P. R. Estrada (Cornell University), I. Mosqueira (NASA Ames Research Center)

We model the subnebulae of Jupiter and Saturn wherein satellite accretion took place. We expect a giant planet subnebula to be composed of an optically thick (given gaseous opacity) inner region inside of the planet's centrifugal radius (located at rcJ ~15 RJ for Jupiter and rcS ~22 RS for Saturn), and an optically thin, extended outer disk out to a fraction of the planet's Roche lobe, which we choose to be ~ Rroche/5 (located at ~150 RJ near the inner irregular satellites for Jupiter, and ~200 RS near Phoebe for Saturn). This places Titan and Ganymede in the inner disk, Callisto and Iapetus in the outer disk, and Hyperion in the transition region. The inner disk is the leftover of the gas accreted by the protoplanet at the end of planetary accretion. The outer disk results from the solar torque on nebula gas flowing into the protoplanet during the time of giant planet gap opening (Bryden et. al. 1999, ApJ 514, 344). For the sake of specificity, we use a cosmic mixture "minimal mass" model to constrain the gas densities of the inner disks of Jupiter and Saturn. For the total mass of the outer disk we use the simple scaling Mdisk ~MP tgap/tacc, where MP is the mass of the giant planet, tgap is the gap opening timescale, and tacc is the giant planet accretion time. This gives a total outer disk mass of ~ 100 MCallisto for Jupiter and possibly ~100 MIapetus for Saturn (which contain enough condensables to form Callisto and Iapetus respectively). Our model has Ganymede at a subnebula temperature of ~250 K, Titan at ~100 K and Rhea at ~250 K. The outer disks of Jupiter and Saturn have constant temperatures of 130 K and 90 K respectively.

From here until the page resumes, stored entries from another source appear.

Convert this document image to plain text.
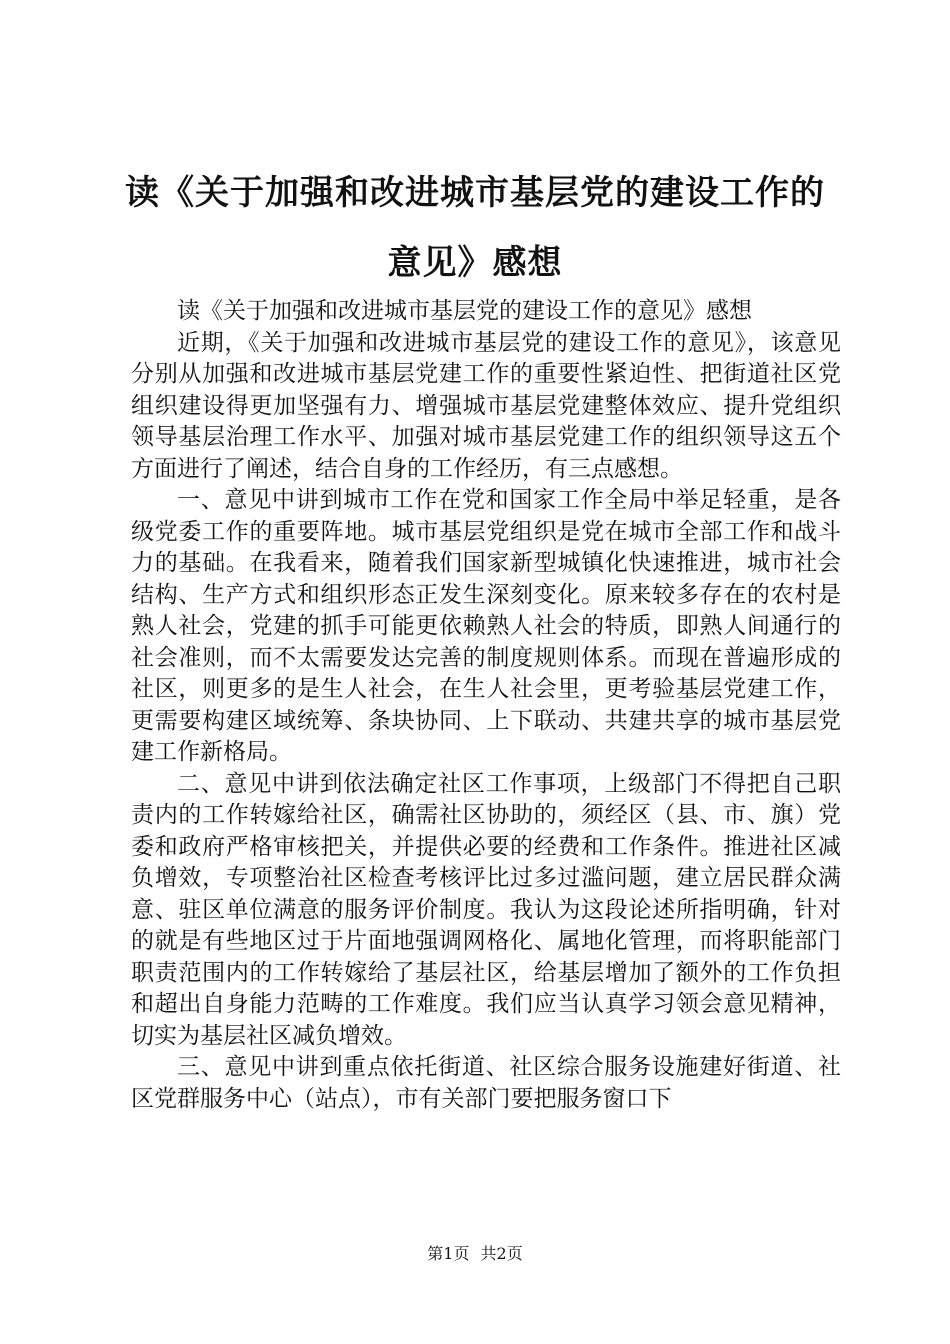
读《关于加强和改进城市基层党的建设工作的
意见》感想

读《关于加强和改进城市基层党的建设工作的意见》感想

近期，《关于加强和改进城市基层党的建设工作的意见》，该意见分别从加强和改进城市基层党建工作的重要性紧迫性、把街道社区党组织建设得更加坚强有力、增强城市基层党建整体效应、提升党组织领导基层治理工作水平、加强对城市基层党建工作的组织领导这五个方面进行了阐述，结合自身的工作经历，有三点感想。

一、意见中讲到城市工作在党和国家工作全局中举足轻重，是各级党委工作的重要阵地。城市基层党组织是党在城市全部工作和战斗力的基础。在我看来，随着我们国家新型城镇化快速推进，城市社会结构、生产方式和组织形态正发生深刻变化。原来较多存在的农村是熟人社会，党建的抓手可能更依赖熟人社会的特质，即熟人间通行的社会准则，而不太需要发达完善的制度规则体系。而现在普遍形成的社区，则更多的是生人社会，在生人社会里，更考验基层党建工作，更需要构建区域统筹、条块协同、上下联动、共建共享的城市基层党建工作新格局。

二、意见中讲到依法确定社区工作事项，上级部门不得把自己职责内的工作转嫁给社区，确需社区协助的，须经区（县、市、旗）党委和政府严格审核把关，并提供必要的经费和工作条件。推进社区减负增效，专项整治社区检查考核评比过多过滥问题，建立居民群众满意、驻区单位满意的服务评价制度。我认为这段论述所指明确，针对的就是有些地区过于片面地强调网格化、属地化管理，而将职能部门职责范围内的工作转嫁给了基层社区，给基层增加了额外的工作负担和超出自身能力范畴的工作难度。我们应当认真学习领会意见精神，切实为基层社区减负增效。

三、意见中讲到重点依托街道、社区综合服务设施建好街道、社区党群服务中心（站点），市有关部门要把服务窗口下

第1页 共2页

We compute the torque as a function of position and show that although the torque exerted on the satellite is generally negative, which leads to inward migration as expected (Ward 1997, Icarus 126, 261), there are regions of the disk where the torque is positive. For our model these regions of positive torque correspond roughly to the locations of Callisto and Iapetus. Though the outer location of zero torque depends on the (unknown) size of the transition region, the result that Saturn's is found much farther out (at ~3 rcS) than Jupiter's (at ~2 rcJ) is mostly due to Saturn's less massive outer disk, and larger Hill radius.